Béatrice Millésime | route124.fr | 20 mai 2011

dimanche 12 juin 2011

aaSécheresse d'un côté, pluies radioactives de l'autre

Le Gers est l'un des départements concernés par un arrêté préfectoral limitant certains usages de l'eau. Cette limitation ne concerne pas les lavages de voiture ou arrosages de jardin mais touche essentiellement les prélèvements agricoles. Grandement problématique, la sécheresse a eu pour seul avantage de limiter, au cours des dernières semaines, une contamination radioactive des sols par les eaux de pluie.
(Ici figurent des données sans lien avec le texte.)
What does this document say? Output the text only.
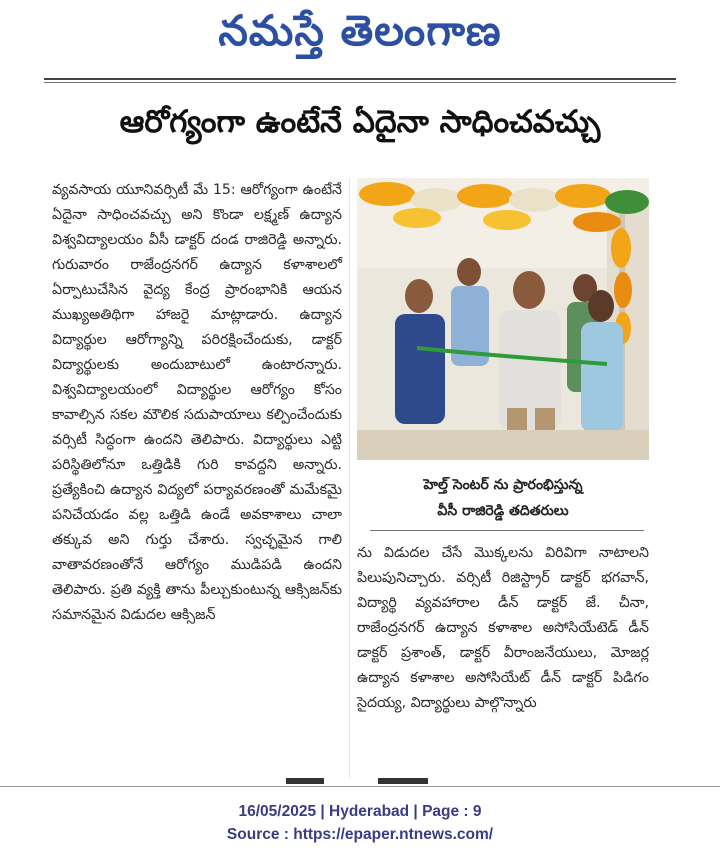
నమస్తే తెలంగాణ
ఆరోగ్యంగా ఉంటేనే ఏదైనా సాధించవచ్చు

వ్యవసాయ యూనివర్సిటీ మే 15: ఆరోగ్యంగా ఉంటేనే ఏదైనా సాధించవచ్చు అని కొండా లక్ష్మణ్ ఉద్యాన విశ్వవిద్యాలయం వీసీ డాక్టర్ దండ రాజిరెడ్డి అన్నారు. గురువారం రాజేంద్రనగర్ ఉద్యాన కళాశాలలో ఏర్పాటుచేసిన వైద్య కేంద్ర ప్రారంభానికి ఆయన ముఖ్యఅతిథిగా హాజరై మాట్లాడారు. ఉద్యాన విద్యార్థుల ఆరోగ్యాన్ని పరిరక్షించేందుకు, డాక్టర్ విద్యార్థులకు అందుబాటులో ఉంటారన్నారు. విశ్వవిద్యాలయంలో విద్యార్థుల ఆరోగ్యం కోసం కావాల్సిన సకల మౌలిక సదుపాయాలు కల్పించేందుకు వర్సిటీ సిద్ధంగా ఉందని తెలిపారు. విద్యార్థులు ఎట్టి పరిస్థితిలోనూ ఒత్తిడికి గురి కావద్దని అన్నారు. ప్రత్యేకించి ఉద్యాన విద్యలో పర్యావరణంతో మమేకమై పనిచేయడం వల్ల ఒత్తిడి ఉండే అవకాశాలు చాలా తక్కువ అని గుర్తు చేశారు. స్వచ్ఛమైన గాలి వాతావరణంతోనే ఆరోగ్యం ముడిపడి ఉందని తెలిపారు. ప్రతి వ్యక్తి తాను పీల్చుకుంటున్న ఆక్సిజన్‌కు సమానమైన విడుదల ఆక్సిజన్

హెల్త్ సెంటర్ ను ప్రారంభిస్తున్న
వీసీ రాజిరెడ్డి తదితరులు

ను విడుదల చేసే మొక్కలను విరివిగా నాటాలని పిలుపునిచ్చారు. వర్సిటీ రిజిస్ట్రార్ డాక్టర్ భగవాన్, విద్యార్థి వ్యవహారాల డీన్ డాక్టర్ జే. చీనా, రాజేంద్రనగర్ ఉద్యాన కళాశాల అసోసియేటెడ్ డీన్ డాక్టర్ ప్రశాంత్, డాక్టర్ వీరాంజనేయులు, మోజర్ల ఉద్యాన కళాశాల అసోసియేట్ డీన్ డాక్టర్ పిడిగం సైదయ్య, విద్యార్థులు పాల్గొన్నారు

16/05/2025 | Hyderabad | Page : 9
Source : https://epaper.ntnews.com/
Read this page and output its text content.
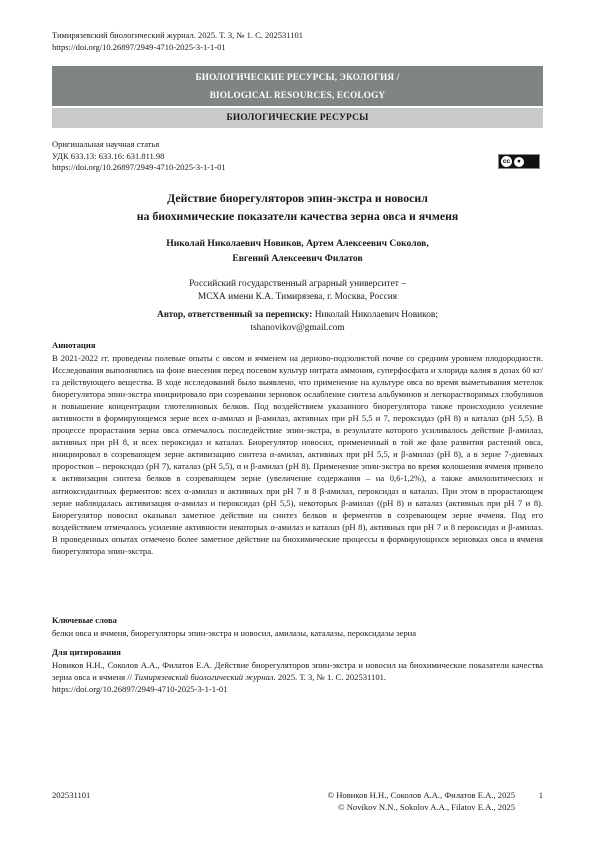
Тимирязевский биологический журнал. 2025. Т. 3, № 1. С. 202531101
https://doi.org/10.26897/2949-4710-2025-3-1-1-01
БИОЛОГИЧЕСКИЕ РЕСУРСЫ, ЭКОЛОГИЯ /
BIOLOGICAL RESOURCES, ECOLOGY
БИОЛОГИЧЕСКИЕ РЕСУРСЫ
Оригинальная научная статья
УДК 633.13: 633.16: 631.811.98
https://doi.org/10.26897/2949-4710-2025-3-1-1-01
cc	●
Действие биорегуляторов эпин-экстра и новосил
на биохимические показатели качества зерна овса и ячменя
Николай Николаевич Новиков, Артем Алексеевич Соколов,
Евгений Алексеевич Филатов
Российский государственный аграрный университет –
МСХА имени К.А. Тимирязева, г. Москва, Россия
Автор, ответственный за переписку: Николай Николаевич Новиков;
tshanovikov@gmail.com
Аннотация

В 2021-2022 гг. проведены полевые опыты с овсом и ячменем на дерново-подзолистой почве со средним уровнем плодородности. Исследования выполнялись на фоне внесения перед посевом культур нитрата аммония, суперфосфата и хлорида калия в дозах 60 кг/га действующего вещества. В ходе исследований было выявлено, что применение на культуре овса во время выметывания метелок биорегулятора эпин-экстра инициировало при созревании зерновок ослабление синтеза альбуминов и легкорастворимых глобулинов и повышение концентрации глютелиновых белков. Под воздействием указанного биорегулятора также происходило усиление активности в формирующемся зерне всех α-амилаз и β-амилаз, активных при рН 5,5 и 7, пероксидаз (рН 8) и каталаз (рН 5,5). В процессе прорастания зерна овса отмечалось последействие эпин-экстра, в результате которого усиливалось действие β-амилаз, активных при рН 8, и всех пероксидаз и каталаз. Биорегулятор новосил, примененный в той же фазе развития растений овса, инициировал в созревающем зерне активизацию синтеза α-амилаз, активных при рН 5,5, и β-амилаз (рН 8), а в зерне 7-дневных проростков – пероксидаз (рН 7), каталаз (рН 5,5), α и β-амилаз (рН 8). Применение эпин-экстра во время колошения ячменя привело к активизации синтеза белков в созревающем зерне (увеличение содержания – на 0,6-1,2%), а также амилолитических и антиоксидантных ферментов: всех α-амилаз и активных при рН 7 и 8 β-амилаз, пероксидаз и каталаз. При этом в прорастающем зерне наблюдалась активизация α-амилаз и пероксидаз (рН 5,5), некоторых β-амилаз ((рН 8) и каталаз (активных при рН 7 и 8). Биорегулятор новосил оказывал заметное действие на синтез белков и ферментов в созревающем зерне ячменя. Под его воздействием отмечалось усиление активности некоторых α-амилаз и каталаз (рН 8), активных при рН 7 и 8 пероксидаз и β-амилаз. В проведенных опытах отмечено более заметное действие на биохимические процессы в формирующихся зерновках овса и ячменя биорегулятора эпин-экстра.

Ключевые слова
белки овса и ячменя, биорегуляторы эпин-экстра и новосил, амилазы, каталазы, пероксидазы зерна
Для цитирования
Новиков Н.Н., Соколов А.А., Филатов Е.А. Действие биорегуляторов эпин-экстра и новосил на биохимические показатели качества зерна овса и ячменя // Тимирязевский биологический журнал. 2025. Т. 3, № 1. С. 202531101.
https://doi.org/10.26897/2949-4710-2025-3-1-1-01
202531101	© Новиков Н.Н., Соколов А.А., Филатов Е.А., 2025
© Novikov N.N., Sokolov A.A., Filatov E.A., 2025
1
Depuis le début du mois de mai, le Gers est concerné par des restrictions d'eau. Certaines d'entre elles ont été levées par le préfet du Gers la semaine dernière, et ce pour quelques jours, afin de permettre aux agriculteurs d'irriguer leurs champs.

Levée temporaire d'interdiction de pompage

A ce jour (24 mai) plusieurs arrêtés « sécheresse » sont en vigueur dans le département. Aucun ne concerne les cours d'eau qui sont réalimentés par le système Neste. Leur débit est jugé satisfaisant par la préfecture qui autorise donc les prélèvements d'eau pour l'irrigation.

Les trois premiers arrêtés ont été pris le 9 mai afin d'interdire les pompages sur la Gélise, l'Auzoue, et l'Osse en amont de la confluence avec la rivière Lizet, Ils ont été suspendus le 16 mai pour une durée de dix jours. A partir du 26 mai, et sauf nouvel arrêté contraire, tout prélèvement sera de nouveau interdit sur ces cours d'eau, à l'exception des prélèvements destinés à la production d'eau potable, la défense incendie et l'alimentation en eau du bétail. Cette interdition est prévue jusqu'au 19 juin.

Deux autres arrêtés ont été pris le 12 mai. L'un concerne les cours d'eau du Midour et de la Riberette sur lesquels est interdit tout pompage jusqu'au 30 juin. Une réunion du comité technique Midour-Douze est toutefois prévue le 30 mai pour décider de la date des premiers lâchers. L'autre concerne les propriétaires de moulins qui se voient interdire, jusqu'au 30 octobre, de manœuvrer des vannes ou clapets afin de ne pas perturber le débit de la rivière.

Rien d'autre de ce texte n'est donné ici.